Analisis, seperti sudah saya contohkan secara sederhana, tidak bisa lagi memosisikan sang Barat sebagai kategori geopolitik, tetapi bagaimana memosisikannya sebagai sebuah formasi diskursif yang mewujud dalam bentuk wacana-wacana tentang kebebasan individual dalam mekanisme pasar dan budaya korporasi.
Wacana-wacana tersebut tengah membentuk subjek-subjek diskursif, termasuk pengarang dan tokoh naratif rekaannya, yang terhubung secara wajar dengan idealisasi-idealisasi neoliberal dalam memandang budaya dan negara.
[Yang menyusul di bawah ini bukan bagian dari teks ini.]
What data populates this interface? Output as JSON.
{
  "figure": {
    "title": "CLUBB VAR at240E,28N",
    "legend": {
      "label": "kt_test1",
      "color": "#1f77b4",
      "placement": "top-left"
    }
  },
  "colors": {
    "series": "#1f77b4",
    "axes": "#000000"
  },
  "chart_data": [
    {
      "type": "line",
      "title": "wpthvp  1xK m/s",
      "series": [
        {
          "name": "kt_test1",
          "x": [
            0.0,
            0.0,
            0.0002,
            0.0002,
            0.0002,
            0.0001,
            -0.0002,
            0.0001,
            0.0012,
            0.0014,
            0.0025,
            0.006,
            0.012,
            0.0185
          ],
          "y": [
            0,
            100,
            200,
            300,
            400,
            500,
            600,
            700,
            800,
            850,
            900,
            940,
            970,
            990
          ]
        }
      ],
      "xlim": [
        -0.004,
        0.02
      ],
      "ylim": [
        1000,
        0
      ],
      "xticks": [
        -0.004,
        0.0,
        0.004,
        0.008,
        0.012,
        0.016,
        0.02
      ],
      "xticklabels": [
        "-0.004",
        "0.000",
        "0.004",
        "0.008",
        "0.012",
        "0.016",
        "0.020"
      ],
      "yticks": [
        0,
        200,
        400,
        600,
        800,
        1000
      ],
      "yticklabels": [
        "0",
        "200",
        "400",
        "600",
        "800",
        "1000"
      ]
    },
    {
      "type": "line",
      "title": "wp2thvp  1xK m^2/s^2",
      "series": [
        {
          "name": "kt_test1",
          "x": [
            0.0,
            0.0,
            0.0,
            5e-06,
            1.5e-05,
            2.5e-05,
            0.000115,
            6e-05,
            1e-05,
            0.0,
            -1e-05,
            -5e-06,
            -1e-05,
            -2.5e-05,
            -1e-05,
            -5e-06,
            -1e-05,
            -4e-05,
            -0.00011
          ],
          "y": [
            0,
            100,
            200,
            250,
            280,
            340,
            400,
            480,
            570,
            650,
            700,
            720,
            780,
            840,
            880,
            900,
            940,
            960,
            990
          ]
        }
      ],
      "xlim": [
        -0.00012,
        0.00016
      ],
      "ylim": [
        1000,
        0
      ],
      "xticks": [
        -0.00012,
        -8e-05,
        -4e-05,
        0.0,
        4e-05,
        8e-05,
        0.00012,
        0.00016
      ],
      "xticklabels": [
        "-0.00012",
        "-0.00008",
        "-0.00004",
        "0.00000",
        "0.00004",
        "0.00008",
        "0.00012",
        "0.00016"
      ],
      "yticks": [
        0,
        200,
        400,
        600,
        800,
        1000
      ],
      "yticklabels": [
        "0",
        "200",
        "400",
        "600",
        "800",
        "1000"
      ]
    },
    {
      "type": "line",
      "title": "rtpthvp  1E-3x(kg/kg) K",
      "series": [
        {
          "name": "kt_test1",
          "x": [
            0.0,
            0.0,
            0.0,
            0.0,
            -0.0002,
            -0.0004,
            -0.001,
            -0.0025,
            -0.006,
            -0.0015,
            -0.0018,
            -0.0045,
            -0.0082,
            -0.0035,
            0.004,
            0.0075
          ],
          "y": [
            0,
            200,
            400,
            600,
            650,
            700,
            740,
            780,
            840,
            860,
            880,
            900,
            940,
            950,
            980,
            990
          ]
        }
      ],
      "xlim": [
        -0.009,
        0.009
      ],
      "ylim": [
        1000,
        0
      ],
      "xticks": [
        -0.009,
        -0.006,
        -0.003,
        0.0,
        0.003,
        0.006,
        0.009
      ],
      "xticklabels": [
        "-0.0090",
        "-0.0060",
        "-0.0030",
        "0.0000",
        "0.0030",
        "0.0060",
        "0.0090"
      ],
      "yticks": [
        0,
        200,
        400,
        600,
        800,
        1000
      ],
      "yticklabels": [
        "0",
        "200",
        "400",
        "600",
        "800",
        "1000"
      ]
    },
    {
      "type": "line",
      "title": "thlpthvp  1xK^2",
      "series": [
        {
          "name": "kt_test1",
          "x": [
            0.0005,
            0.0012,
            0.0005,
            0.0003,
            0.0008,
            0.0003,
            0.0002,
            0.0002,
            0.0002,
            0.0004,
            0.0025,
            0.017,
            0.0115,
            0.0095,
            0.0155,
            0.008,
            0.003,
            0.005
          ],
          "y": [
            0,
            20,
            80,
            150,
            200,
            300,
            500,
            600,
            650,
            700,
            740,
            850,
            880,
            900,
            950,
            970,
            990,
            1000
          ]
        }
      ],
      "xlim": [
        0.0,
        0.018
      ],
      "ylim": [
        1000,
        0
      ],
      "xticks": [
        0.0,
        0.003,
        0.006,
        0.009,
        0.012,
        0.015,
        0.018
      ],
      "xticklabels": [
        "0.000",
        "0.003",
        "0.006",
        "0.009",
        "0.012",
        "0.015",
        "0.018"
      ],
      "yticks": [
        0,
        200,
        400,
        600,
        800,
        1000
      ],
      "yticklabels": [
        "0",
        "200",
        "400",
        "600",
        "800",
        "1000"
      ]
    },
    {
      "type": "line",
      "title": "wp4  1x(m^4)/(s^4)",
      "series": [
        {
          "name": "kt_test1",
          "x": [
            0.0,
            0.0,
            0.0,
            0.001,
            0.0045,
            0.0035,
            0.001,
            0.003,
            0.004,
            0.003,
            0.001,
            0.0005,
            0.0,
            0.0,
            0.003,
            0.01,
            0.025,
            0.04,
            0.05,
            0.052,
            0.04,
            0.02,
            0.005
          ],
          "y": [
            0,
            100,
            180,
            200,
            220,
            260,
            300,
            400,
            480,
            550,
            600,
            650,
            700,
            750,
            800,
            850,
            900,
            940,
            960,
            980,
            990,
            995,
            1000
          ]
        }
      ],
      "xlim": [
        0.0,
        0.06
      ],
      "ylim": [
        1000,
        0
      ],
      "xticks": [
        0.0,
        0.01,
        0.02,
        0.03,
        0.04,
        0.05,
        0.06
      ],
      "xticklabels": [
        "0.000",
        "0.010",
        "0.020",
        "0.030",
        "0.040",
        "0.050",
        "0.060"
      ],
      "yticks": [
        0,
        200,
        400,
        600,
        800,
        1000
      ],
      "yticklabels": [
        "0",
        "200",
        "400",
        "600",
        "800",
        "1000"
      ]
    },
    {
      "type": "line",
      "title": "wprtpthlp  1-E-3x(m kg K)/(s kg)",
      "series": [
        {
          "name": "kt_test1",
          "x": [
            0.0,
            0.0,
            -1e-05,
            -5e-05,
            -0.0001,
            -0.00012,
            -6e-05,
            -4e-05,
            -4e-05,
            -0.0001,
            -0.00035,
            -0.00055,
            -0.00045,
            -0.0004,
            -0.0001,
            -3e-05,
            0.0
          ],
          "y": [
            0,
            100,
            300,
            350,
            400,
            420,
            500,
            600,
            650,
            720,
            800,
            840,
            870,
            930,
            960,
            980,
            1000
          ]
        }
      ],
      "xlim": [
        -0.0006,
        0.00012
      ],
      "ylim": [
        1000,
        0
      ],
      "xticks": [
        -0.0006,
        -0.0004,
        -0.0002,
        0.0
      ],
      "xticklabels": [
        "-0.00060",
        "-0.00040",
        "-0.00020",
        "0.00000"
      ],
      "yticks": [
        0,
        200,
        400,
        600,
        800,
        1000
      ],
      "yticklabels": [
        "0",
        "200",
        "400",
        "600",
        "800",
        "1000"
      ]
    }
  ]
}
Apalagi, rezim negara dalam banyak aspek juga tengah mengadopsi konsep neoliberal sebagai kerangka kebijakan.
Maka, kalau konsep “kolonial” dalam pascakolonialisme dianggap masih menyisakan “efek-efek diskursif” dalam kehidupan kontemporer masyarakat Indonesia pascakolonialn ia harus didenkonstruksi bukan lagi sebagai entitas Barat seacar an sich, tetapi Barat yang sudah bertranformasi dalam wujud hukum-hukum pasar yang diyakini sebagai kebenaran oleh masyarakat dan negara.
Sebagai kajian eksploratif berorientasi konseptual-teoretis dengan sedikit contoh implikasi metodologisnya, tulisan ini memang masih membutuhkan pendalaman dan elaborasi terkait keberantaraan, ambivalensi, dan hibriditas kultutal dalam struktur naratif sastra, khususnya terkait latar kondisi sosio-historis penerapan neloliberalisme.
Tentu saja, masih banyak kompleksitas persoalan ekonomi, politik, dan sosial-budaya yang dihadirkan dalam narasi sastra dan membutuhkan kejelian dan kekritisan seorang pengkaji yang memilih untuk menggunakan perspektif poskolonial.
Ketika perspektif ini menekankan pada subjektivitas yang cair melalui kehadiran tokoh-tokoh naratif yang mendekonstruksi kemapanan relasi oposisi biner, maka pascakolonialisme juga bisa diposisikan secara cair sebagai sebuah alat analisis. Dalam artian, bahwa ia sangat terbuka terhadap hadirnya pembacaan-pembacaan baru yang disesuaikan dengan konteks zaman.